START : 8 étapes de propagation de l'infection.
Étape  0 : [ 0-0-3-0-0-1-5-0-0 ]
Étape 01 : [ 0-1-4-1-0-2-0-1-0 ]
Étape 02 : [ 0-2-5-2-1-3-1-2-0 ]
Étape 03 : [ 0-3-0-3-2-4-2-3-0 ]
Étape 04 : [ 0-4-1-4-3-5-3-4-0 ]
Étape 05 : [ 0-5-2-5-4-0-4-5-0 ]
Étape 06 : [ 0-0-3-0-5-1-5-0-0 ]
Étape 07 : [ 0-1-4-1-0-2-0-1-0 ]

Voilà, ce sera tout pour cette solution.


Complexités en temps et espace (bonus)

Il est toujours utile de préciser, rapidement à l'oral et/ou dans le code (un commentaire suffit) les complexité (ou ordre de grandeur) des fonctions exigées par l'énoncé.

En temps

  • Une étape d'infection, i.e., une_etape_infection, est en temps linéaire $\mathcal{O}(n)$ (et c'est optimal),
  • Donc $m$ étapes, i.e., m_etapes_infection, est en temps $\mathcal{O}(n \times m)$ (et c'est optimal).

En espace

Tout est bien évidemment linéaire en $n$ la taille du tissu.


Conclusion

Voilà pour la question obligatoire de programmation.

Qualités

  • On a décomposé le problème en sous-fonctions,
  • on a fait des exemples et on les garde dans ce qu'on présente au jury,
  • on a testé la fonction exigée sur de petits exemples et sur un exemple de taille réelle (venant du texte).

Défauts

  • Par contre, on a testé avec uniquement une valeur pour $I$ et $K$ (resp., $2$ et $5$), et les fonctions écrites ne sont pas paramétriques en $I$ et $K$. (notez que ce serait assez trivial de les rendre des paramètres)
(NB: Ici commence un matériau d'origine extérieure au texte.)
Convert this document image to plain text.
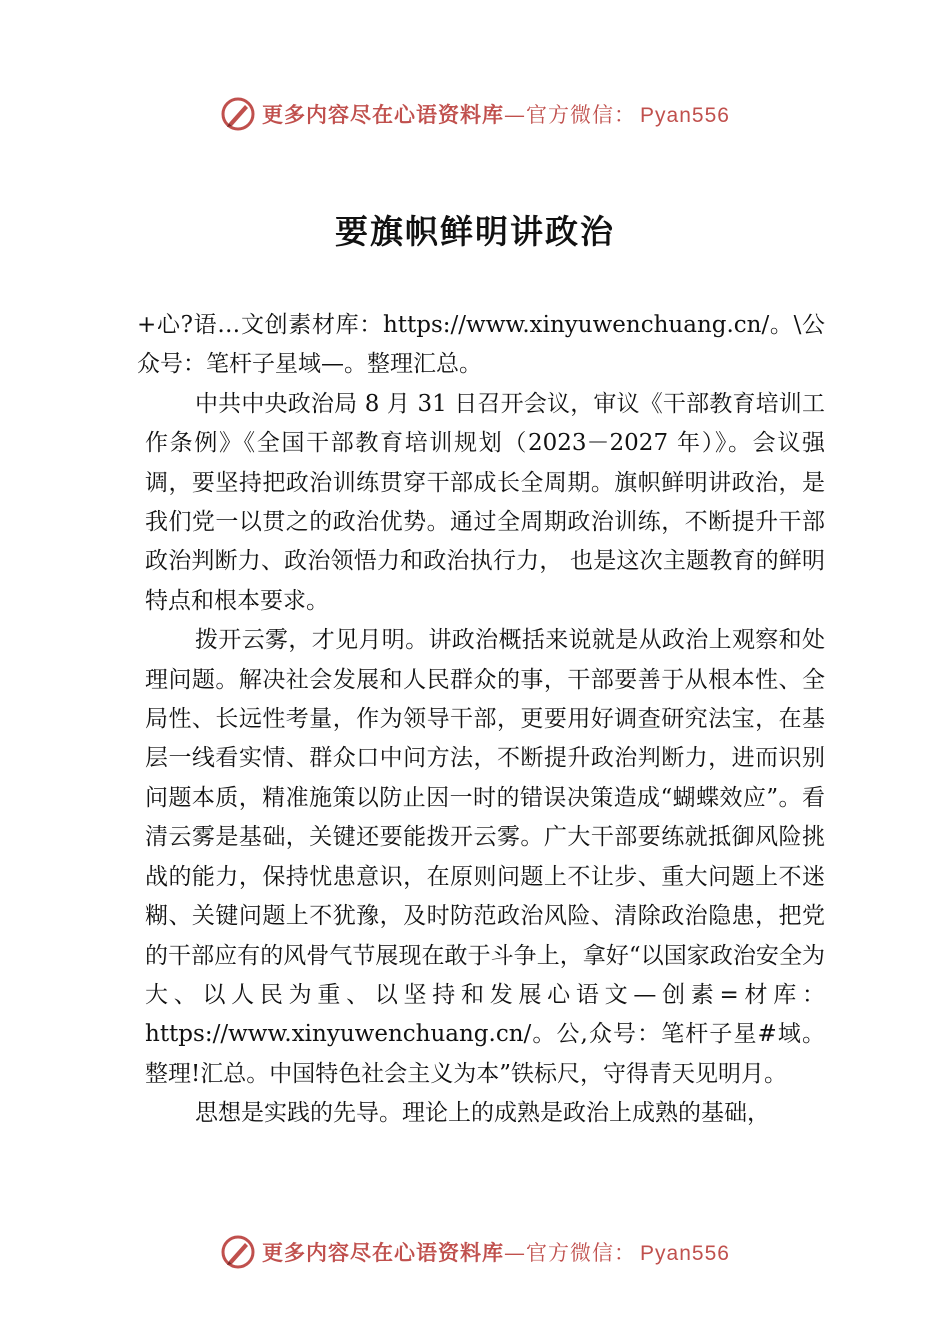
更多内容尽在心语资料库—官方微信： Pyan556
要旗帜鲜明讲政治

+心?语…文创素材库：https://www.xinyuwenchuang.cn/。\公众号：笔杆子星域—。整理汇总。

中共中央政治局 8 月 31 日召开会议，审议《干部教育培训工作条例》《全国干部教育培训规划（2023－2027 年）》。会议强调，要坚持把政治训练贯穿干部成长全周期。旗帜鲜明讲政治，是我们党一以贯之的政治优势。通过全周期政治训练，不断提升干部政治判断力、政治领悟力和政治执行力， 也是这次主题教育的鲜明特点和根本要求。

拨开云雾，才见月明。讲政治概括来说就是从政治上观察和处理问题。解决社会发展和人民群众的事，干部要善于从根本性、全局性、长远性考量，作为领导干部，更要用好调查研究法宝，在基层一线看实情、群众口中问方法，不断提升政治判断力，进而识别问题本质，精准施策以防止因一时的错误决策造成“蝴蝶效应”。看清云雾是基础，关键还要能拨开云雾。广大干部要练就抵御风险挑战的能力，保持忧患意识，在原则问题上不让步、重大问题上不迷糊、关键问题上不犹豫，及时防范政治风险、清除政治隐患，把党的干部应有的风骨气节展现在敢于斗争上，拿好“以国家政治安全为大、以人民为重、以坚持和发展心语文—创素=材库：https://www.xinyuwenchuang.cn/。公,众号：笔杆子星#域。整理!汇总。中国特色社会主义为本”铁标尺，守得青天见明月。

思想是实践的先导。理论上的成熟是政治上成熟的基础，

更多内容尽在心语资料库—官方微信： Pyan556
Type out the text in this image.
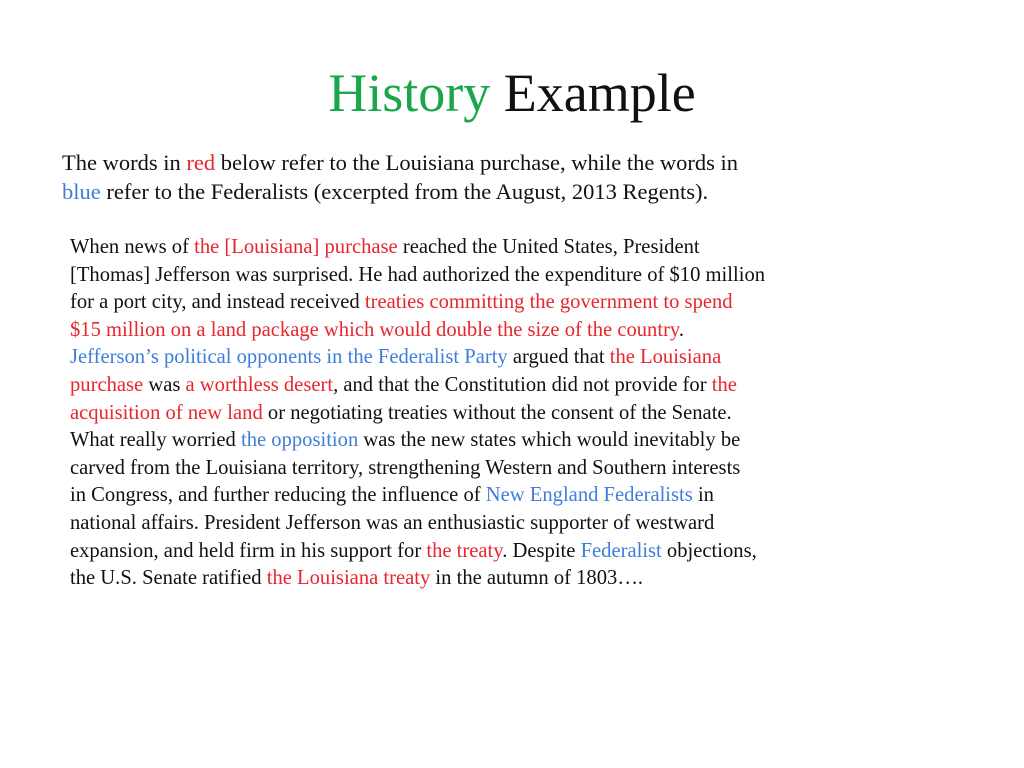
History Example
The words in red below refer to the Louisiana purchase, while the words in
blue refer to the Federalists (excerpted from the August, 2013 Regents).
When news of the [Louisiana] purchase reached the United States, President
[Thomas] Jefferson was surprised. He had authorized the expenditure of $10 million
for a port city, and instead received treaties committing the government to spend
$15 million on a land package which would double the size of the country.
Jefferson’s political opponents in the Federalist Party argued that the Louisiana
purchase was a worthless desert, and that the Constitution did not provide for the
acquisition of new land or negotiating treaties without the consent of the Senate.
What really worried the opposition was the new states which would inevitably be
carved from the Louisiana territory, strengthening Western and Southern interests
in Congress, and further reducing the influence of New England Federalists in
national affairs. President Jefferson was an enthusiastic supporter of westward
expansion, and held firm in his support for the treaty. Despite Federalist objections,
the U.S. Senate ratified the Louisiana treaty in the autumn of 1803….
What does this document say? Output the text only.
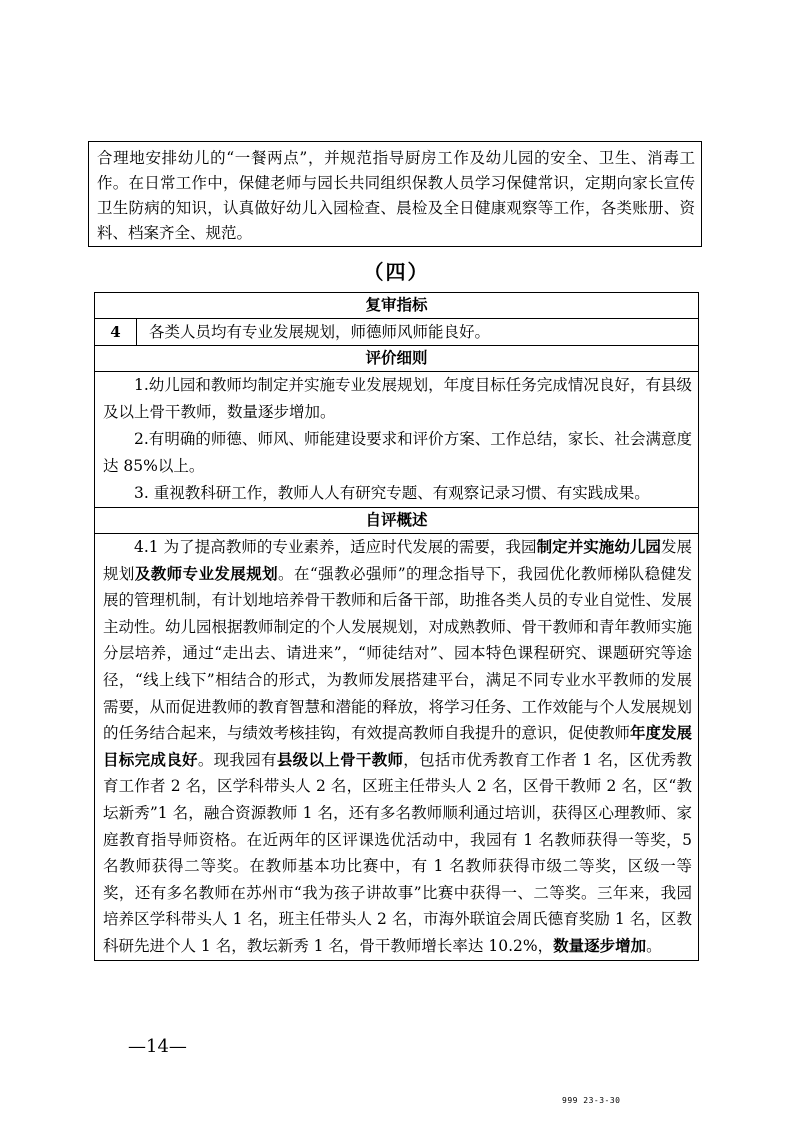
合理地安排幼儿的“一餐两点”，并规范指导厨房工作及幼儿园的安全、卫生、消毒工作。在日常工作中，保健老师与园长共同组织保教人员学习保健常识，定期向家长宣传卫生防病的知识，认真做好幼儿入园检查、晨检及全日健康观察等工作，各类账册、资料、档案齐全、规范。

（四）
复审指标
4	各类人员均有专业发展规划，师德师风师能良好。
评价细则

1.幼儿园和教师均制定并实施专业发展规划，年度目标任务完成情况良好，有县级及以上骨干教师，数量逐步增加。

2.有明确的师德、师风、师能建设要求和评价方案、工作总结，家长、社会满意度达 85%以上。

3. 重视教科研工作，教师人人有研究专题、有观察记录习惯、有实践成果。

自评概述

4.1 为了提高教师的专业素养，适应时代发展的需要，我园制定并实施幼儿园发展规划及教师专业发展规划。在“强教必强师”的理念指导下，我园优化教师梯队稳健发展的管理机制，有计划地培养骨干教师和后备干部，助推各类人员的专业自觉性、发展主动性。幼儿园根据教师制定的个人发展规划，对成熟教师、骨干教师和青年教师实施分层培养，通过“走出去、请进来”，“师徒结对”、园本特色课程研究、课题研究等途径，“线上线下”相结合的形式，为教师发展搭建平台，满足不同专业水平教师的发展需要，从而促进教师的教育智慧和潜能的释放，将学习任务、工作效能与个人发展规划的任务结合起来，与绩效考核挂钩，有效提高教师自我提升的意识，促使教师年度发展目标完成良好。现我园有县级以上骨干教师，包括市优秀教育工作者 1 名，区优秀教育工作者 2 名，区学科带头人 2 名，区班主任带头人 2 名，区骨干教师 2 名，区“教坛新秀”1 名，融合资源教师 1 名，还有多名教师顺利通过培训，获得区心理教师、家庭教育指导师资格。在近两年的区评课选优活动中，我园有 1 名教师获得一等奖，5 名教师获得二等奖。在教师基本功比赛中，有 1 名教师获得市级二等奖，区级一等奖，还有多名教师在苏州市“我为孩子讲故事”比赛中获得一、二等奖。三年来，我园培养区学科带头人 1 名，班主任带头人 2 名，市海外联谊会周氏德育奖励 1 名，区教科研先进个人 1 名，教坛新秀 1 名，骨干教师增长率达 10.2%，数量逐步增加。

—14—
999 23-3-30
Bien-sûr, ce petit notebook ne se prétend pas être une solution optimale, ni exhaustive.

Vous auriez pu choisir de modéliser le problème avec une autre approche, ou vous auriez pu expérimenter des extensions de cette approche (e.g., des tissus en 2D ou 3D).